The never heard of, self-proclaimed environmental group, Helping Our Peninsula’s Environment (HOPE), suddenly materialized and filed a court motion to require the manufacturer of Checkmate reveal its industrial trade secret ingredients. This is despite the EPA’s assurance that the substance is safe. That’s like suing the Coca-Cola Company for its famous syrup formula because drinking it too fast may bring on a burp.

HOPE’s attorney actually requested the court extend the temporary restraining order prohibiting spraying until the CDFA “prove(s) to a very apprehensive citizenry that the government is not poisoning them.” Poisoning citizens? He’s asking the CDFA to prove a negative. That’s like asking a husband if he has stopped beating his wife. Hey, CDFA, have you stopped poisoning citizens yet?

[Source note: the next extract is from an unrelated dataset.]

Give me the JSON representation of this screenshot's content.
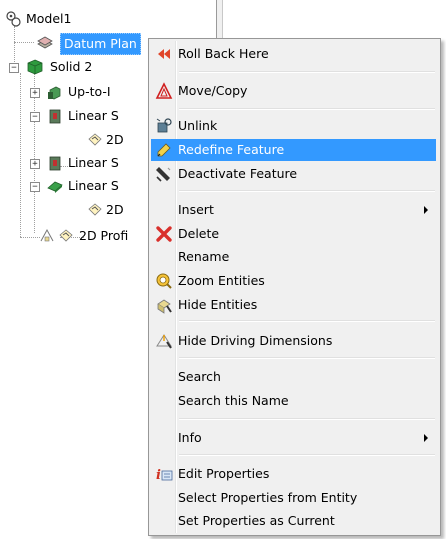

I was going to hire a crop duster to spray Pellegrino over the moth infested area. Then I’d issue a phony news release saying that the CDFA had conducted an unannounced, emergency spraying the night before, just to see the reaction from the local environmentalists. But before I could put my plan into action, weather conditions forced the CDFA to abruptly cancel a scheduled spraying of adjacent Santa Cruz County. Faster than a Katrina “victim” could file a fraudulent FEMA claim, a score of people reported they had respiratory problems, skin and eye irritation and that the paint was peeling off their Priuses. Most of the complainers refused to give their names to the officials manning the CDFA hotline that was established to receive such complaints.

If there was one scintilla of evidence that the first round of spraying had caused any harm to anybody – especially animals – Katie Couric, Brian Williams and Charles Gibson would be doing their nightly network newscasts from Monterey’s fisherman’s wharf interviewing the victims of the evil CDFA who ignored citizen pleas not to poison them in favor of big agribusiness.

It would be refreshing to just once hear someone say they appreciated the job the CDFA was doing to eliminate a potential economic disaster. These hard-working, unappreciated civil servants have enough on their plate without having to fend off baseless lawsuits that jeopardize not only the Monterey County economy, but lower food prices for the entire country.